Data Flow through R2
All communication starts with the heartbeat layer, and every component which communicates with other cluster members does it through the heartbeat layer. In addition, the heartbeat layer provides connectivity information indicating when communication with another node is lost, and when it's restored.
- These connectivity change events are then given to the membership layer (CCM), which then sends packets to its peers in the cluster and figures out exactly which nodes are in the current membership, and which ones aren't.
- Once it has computed a new membership,the CCM notifies its clients of the change in membership. Two of the CCMs most important clients are the CRM and the CIB.
- When it receives a new membership from the CCM, the CIB updates the CIB with the information from the latest membership update, and informs its clients that the CIB has been updated.
- When the CRM notices that the CIB has changed, it then notifies the policy engine (PE)
- The PE then looks at the CIB (including the status section) and sees what things need to be done to bring the state of the cluster (as shown by the status section of the CIB) in line with the defined policies (found in the configuration section of the CIB).
- The PE then creates a directed graph of actions that need to be taken (if any) to bring the cluster into line with the policy, and gives them to the CRM.

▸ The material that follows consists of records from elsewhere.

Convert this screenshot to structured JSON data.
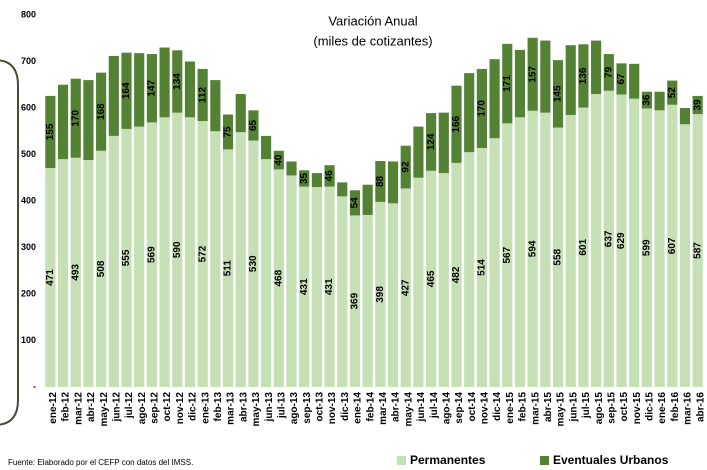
{
  "chart_data": {
    "type": "stacked_bar",
    "title": "Variación Anual",
    "subtitle": "(miles de cotizantes)",
    "source": "Fuente: Elaborado por el CEFP con datos del IMSS.",
    "categories": [
      "ene-12",
      "feb-12",
      "mar-12",
      "abr-12",
      "may-12",
      "jun-12",
      "jul-12",
      "ago-12",
      "sep-12",
      "oct-12",
      "nov-12",
      "dic-12",
      "ene-13",
      "feb-13",
      "mar-13",
      "abr-13",
      "may-13",
      "jun-13",
      "jul-13",
      "ago-13",
      "sep-13",
      "oct-13",
      "nov-13",
      "dic-13",
      "ene-14",
      "feb-14",
      "mar-14",
      "abr-14",
      "may-14",
      "jun-14",
      "jul-14",
      "ago-14",
      "sep-14",
      "oct-14",
      "nov-14",
      "dic-14",
      "ene-15",
      "feb-15",
      "mar-15",
      "abr-15",
      "may-15",
      "jun-15",
      "jul-15",
      "ago-15",
      "sep-15",
      "oct-15",
      "nov-15",
      "dic-15",
      "ene-16",
      "feb-16",
      "mar-16",
      "abr-16"
    ],
    "series": [
      {
        "name": "Permanentes",
        "color": "#c5e0b4",
        "values": [
          471,
          490,
          493,
          488,
          508,
          540,
          555,
          560,
          569,
          580,
          590,
          580,
          572,
          550,
          511,
          548,
          530,
          490,
          468,
          455,
          431,
          430,
          431,
          410,
          369,
          370,
          398,
          395,
          427,
          450,
          465,
          460,
          482,
          505,
          514,
          535,
          567,
          580,
          594,
          590,
          558,
          585,
          601,
          630,
          637,
          629,
          620,
          599,
          595,
          607,
          565,
          587
        ],
        "value_labels": [
          471,
          null,
          493,
          null,
          508,
          null,
          555,
          null,
          569,
          null,
          590,
          null,
          572,
          null,
          511,
          null,
          530,
          null,
          468,
          null,
          431,
          null,
          431,
          null,
          369,
          null,
          398,
          null,
          427,
          null,
          465,
          null,
          482,
          null,
          514,
          null,
          567,
          null,
          594,
          null,
          558,
          null,
          601,
          null,
          637,
          629,
          null,
          599,
          null,
          607,
          null,
          587
        ]
      },
      {
        "name": "Eventuales Urbanos",
        "color": "#548235",
        "values": [
          155,
          160,
          170,
          172,
          168,
          172,
          164,
          158,
          147,
          150,
          134,
          120,
          112,
          110,
          75,
          82,
          65,
          50,
          40,
          30,
          35,
          30,
          46,
          30,
          54,
          65,
          88,
          90,
          92,
          110,
          124,
          130,
          166,
          170,
          170,
          170,
          171,
          145,
          157,
          155,
          145,
          150,
          136,
          115,
          79,
          67,
          75,
          36,
          40,
          52,
          35,
          39
        ],
        "value_labels": [
          155,
          null,
          170,
          null,
          168,
          null,
          164,
          null,
          147,
          null,
          134,
          null,
          112,
          null,
          75,
          null,
          65,
          null,
          40,
          null,
          35,
          null,
          46,
          null,
          54,
          null,
          88,
          null,
          92,
          null,
          124,
          null,
          166,
          null,
          170,
          null,
          171,
          null,
          157,
          null,
          145,
          null,
          136,
          null,
          79,
          67,
          null,
          36,
          null,
          52,
          null,
          39
        ]
      }
    ],
    "ylim": [
      0,
      800
    ],
    "yticks": [
      {
        "value": 0,
        "label": "-"
      },
      100,
      200,
      300,
      400,
      500,
      600,
      700,
      800
    ],
    "grid": false,
    "legend": "bottom-right"
  }
}
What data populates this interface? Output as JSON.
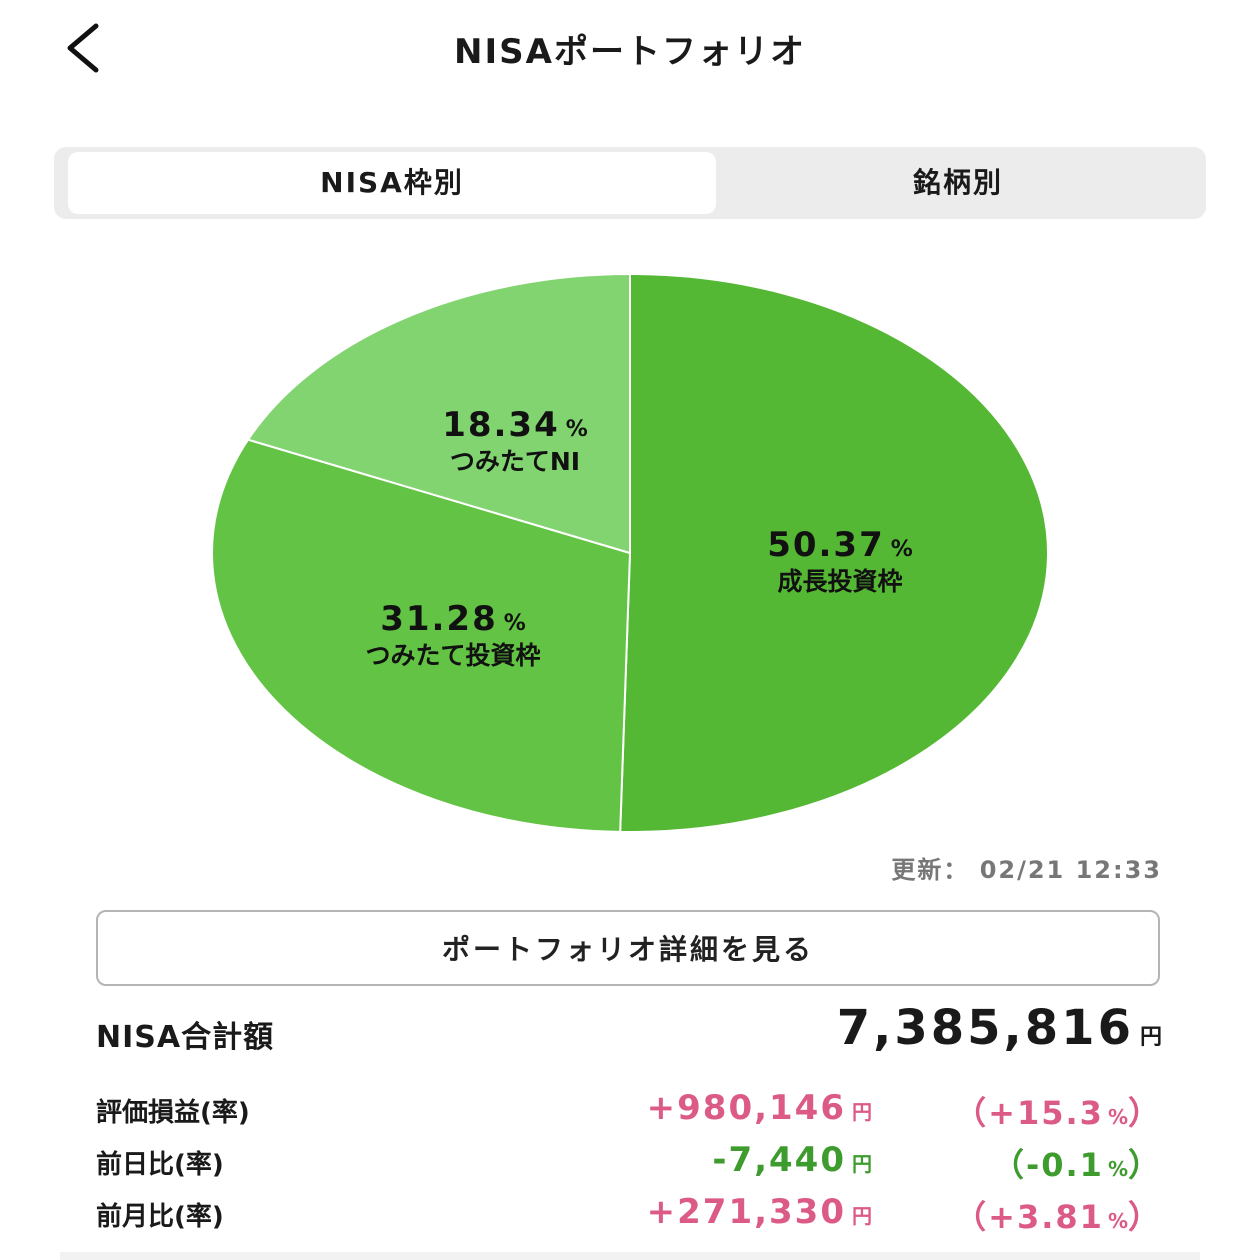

- The CRM then gives these actions to the transition engine (TE) which then proceeds to carry them out.
- The TE then (through the CRM) directs the various LRMs across the cluster to take the specified actions.
- Each time an action completes or times out, the TE gets notified of the status.
- The TE then continues to give more actions to the LRMs according to the graph it was given.
- When all actions have been completed, the TE reports success back to the CRM.